Jaga Stabilitas Ekonomi, Perkuat Moneter Fiskal
Sarasehan perekonomian Bengkulu 2026-Radar Utara / Doni Aftarizal-
BENGKULU, RADARUTARA.ID - Dalam menjaga stabilitas ekonomi di tengah dinamika dan tekanan geopolitik global, menjaga stabilitas ekonomi menjadi kunci penting.
Ini terungkap dalam sarasehan perekonomian Bengkulu tahun 2026 dengan tema Diseminasi LPP Februari 2026 dan KFR Triwulan I, Sinergi Moneter dan Fiskal Menjaga Stabilitas Aktivitas Produksi dan Distribusi, Kamis 9 April 2026.
Asisten II Sekretariat Daerah (Setda) Provinsi Bengkulu, RA Denni, SH, MM mengatakan, perekonomian Bengkulu pada 2025 tumbuh sebesar 4,82 persen secara tahunan (year on year), dan meningkat dibandingkan 2024 yang sebesar 4,62 persen.
"Capaian ini mendekati rata-rata pertumbuhan ekonomi Sumatra sebesar 4,81 persen, dan relatif sejalan dengan pertumbuhan ekonomi nasional yang mencapai 5,11 persen," ungkap Denni.
Menurut Denni, sektor pertanian, perkebunan—khususnya kelapa sawit dan kopi—perikanan, serta perdagangan masih menjadi penopang utama perekonomian Bengkulu.
"Pemerintah daerah juga terus mendorong berbagai program strategis, seperti ketahanan pangan, cetak sawah, pengembangan komoditas kopi, penguatan UMKM, hingga optimalisasi distribusi antarwilayah," kata Denni.
Selain itu, lanjut Denni, stabilitas ekonomi daerah juga tercermin dari inflasi Bengkulu, yang tetap terkendali pada level 2,7 persen secara tahunan pada 2025.
"Tentu kondisi ini harus terus kita jaga, apalagi di tengah dinamika dan tekanan geopolitik global yang terjadi saat ini. Disamping itu kita juga perlu memperkuat kolaborasi antar berbagai pihak," ujar Denni.
Sementara itu, Deputi Kepala Perwakilan Bank Indonesia Provinsi Bengkulu, Muhammad Irfan Octama memproyeksikan pertumbuhan ekonomi Bengkulu pada triwulan I 2026, berada pada kisaran 4,47–5,03 persen secara tahunan.
"Namun tetap penting diingatkan, potensi perlambatan akibat penurunan transfer ke daerah sekitar 20,38 persen serta belum pulihnya sektor pertambangan," sampai Irfan.
Lebih lanjut Irfan mengemukakan, inflasi Bengkulu pada Maret 2026 tercatat sebesar 2,85 persen secara tahunan, lebih rendah dibandingkan inflasi nasional yang mencapai 3,48 persen.
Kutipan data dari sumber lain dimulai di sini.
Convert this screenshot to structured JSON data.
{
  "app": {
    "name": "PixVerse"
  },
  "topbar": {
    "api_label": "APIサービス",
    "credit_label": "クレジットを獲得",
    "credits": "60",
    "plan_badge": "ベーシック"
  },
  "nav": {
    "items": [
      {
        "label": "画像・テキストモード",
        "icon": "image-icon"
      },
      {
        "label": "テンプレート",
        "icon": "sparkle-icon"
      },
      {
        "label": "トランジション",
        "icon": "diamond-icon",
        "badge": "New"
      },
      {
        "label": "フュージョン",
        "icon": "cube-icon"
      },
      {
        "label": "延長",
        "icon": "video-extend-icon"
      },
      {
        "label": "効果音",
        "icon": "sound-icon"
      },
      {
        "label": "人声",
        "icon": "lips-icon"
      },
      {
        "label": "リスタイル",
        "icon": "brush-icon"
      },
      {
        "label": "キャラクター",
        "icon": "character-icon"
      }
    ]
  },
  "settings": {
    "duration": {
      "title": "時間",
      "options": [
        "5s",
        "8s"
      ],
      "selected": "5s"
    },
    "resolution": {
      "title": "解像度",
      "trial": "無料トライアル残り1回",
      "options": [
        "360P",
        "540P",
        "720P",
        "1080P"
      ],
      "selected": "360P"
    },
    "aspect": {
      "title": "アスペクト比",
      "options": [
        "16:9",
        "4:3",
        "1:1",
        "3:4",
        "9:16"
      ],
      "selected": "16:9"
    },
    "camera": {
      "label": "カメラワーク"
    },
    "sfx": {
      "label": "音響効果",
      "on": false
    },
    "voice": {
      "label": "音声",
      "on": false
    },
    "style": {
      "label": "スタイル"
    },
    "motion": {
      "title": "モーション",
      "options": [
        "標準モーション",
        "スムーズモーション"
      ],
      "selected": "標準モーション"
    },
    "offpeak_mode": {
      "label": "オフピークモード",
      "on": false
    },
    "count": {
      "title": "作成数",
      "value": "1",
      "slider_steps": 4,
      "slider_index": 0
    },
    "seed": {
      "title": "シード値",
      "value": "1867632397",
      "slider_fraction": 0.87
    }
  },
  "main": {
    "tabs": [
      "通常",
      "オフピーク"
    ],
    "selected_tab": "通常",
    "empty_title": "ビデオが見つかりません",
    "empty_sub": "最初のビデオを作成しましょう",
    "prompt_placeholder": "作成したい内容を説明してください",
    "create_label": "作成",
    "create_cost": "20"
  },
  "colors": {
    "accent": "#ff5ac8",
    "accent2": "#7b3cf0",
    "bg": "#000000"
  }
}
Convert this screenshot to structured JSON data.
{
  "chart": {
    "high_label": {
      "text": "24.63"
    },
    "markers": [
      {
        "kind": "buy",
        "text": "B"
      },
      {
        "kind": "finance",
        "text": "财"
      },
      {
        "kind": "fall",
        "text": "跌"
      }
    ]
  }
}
"Inflasi tertinggi terjadi di Kabupaten Mukomuko sebesar 3,83 persen, sedangkan Kota Bengkulu sebesar 2,52 persen. Selain itu, digitalisasi sistem pembayaran terus menunjukkan perkembangan positif," ujar Irfan.
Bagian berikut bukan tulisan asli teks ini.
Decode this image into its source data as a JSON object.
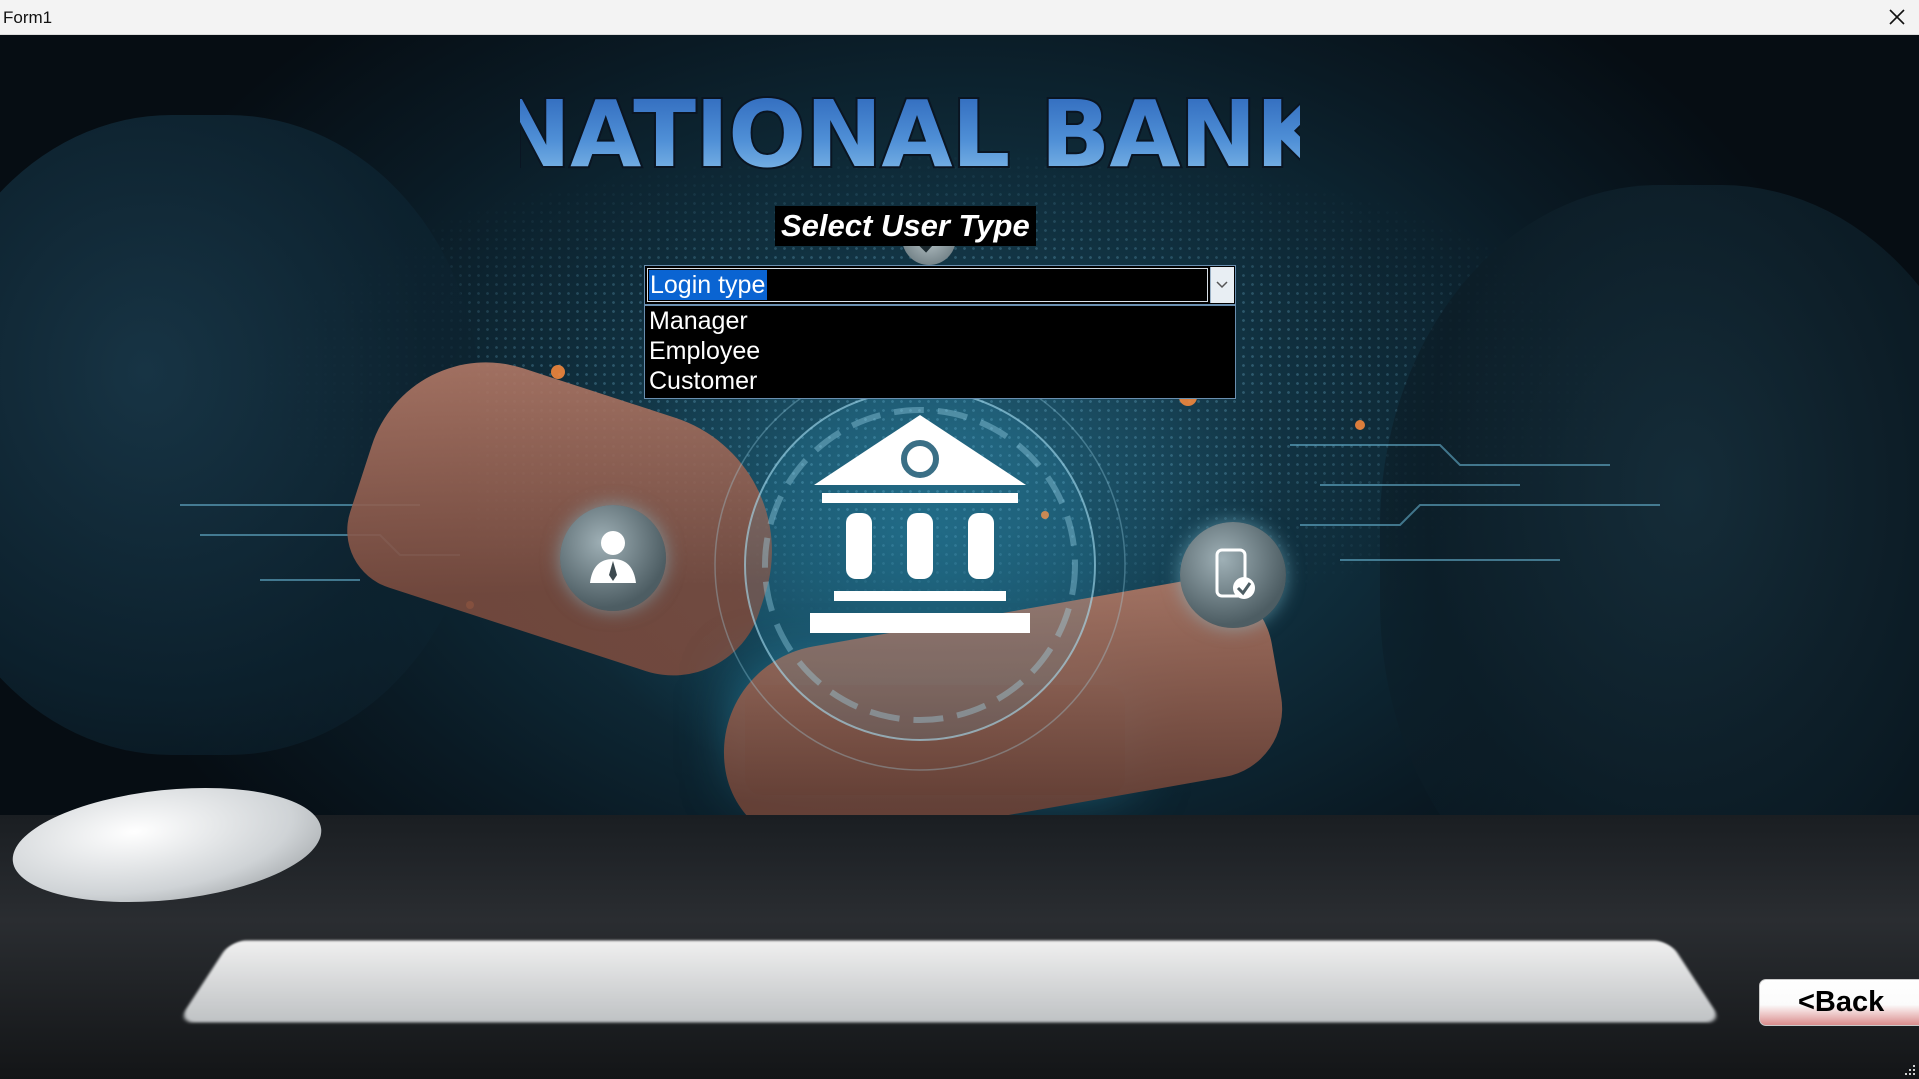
{
  "window": {
    "title": "Form1",
    "close_icon": "close-icon"
  },
  "header": {
    "bank_name": "NATIONAL BANK",
    "subtitle": "Select User Type"
  },
  "login_type": {
    "selected_text": "Login type",
    "options": [
      "Manager",
      "Employee",
      "Customer"
    ],
    "expanded": true,
    "dropdown_icon": "chevron-down-icon"
  },
  "actions": {
    "back_label": "<Back"
  },
  "background": {
    "icons": [
      "bank-building-icon",
      "businessman-icon",
      "mobile-check-icon",
      "checkmark-icon"
    ]
  },
  "colors": {
    "title_gradient_top": "#2a63b8",
    "title_gradient_bottom": "#8cc3ec",
    "selection_highlight": "#0a64d2",
    "dropdown_background": "#000000",
    "back_button_accent": "#d98d8d"
  }
}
Dibagian lain, Kepala Kantor Wilayah Direktorat Jenderal Perbendaharaan (DJPb) Provinsi Bengkulu, Mohamad Irfan Surya Wardana melaporkan, pendapatan negara hingga Februari 2026 mencapai Rp 409,5 miliar atau tumbuh 24,18 persen.
"Adapun belanja negara mencapai Rp 942,94 miliar atau tumbuh 25,33 persen," demikian Irfan.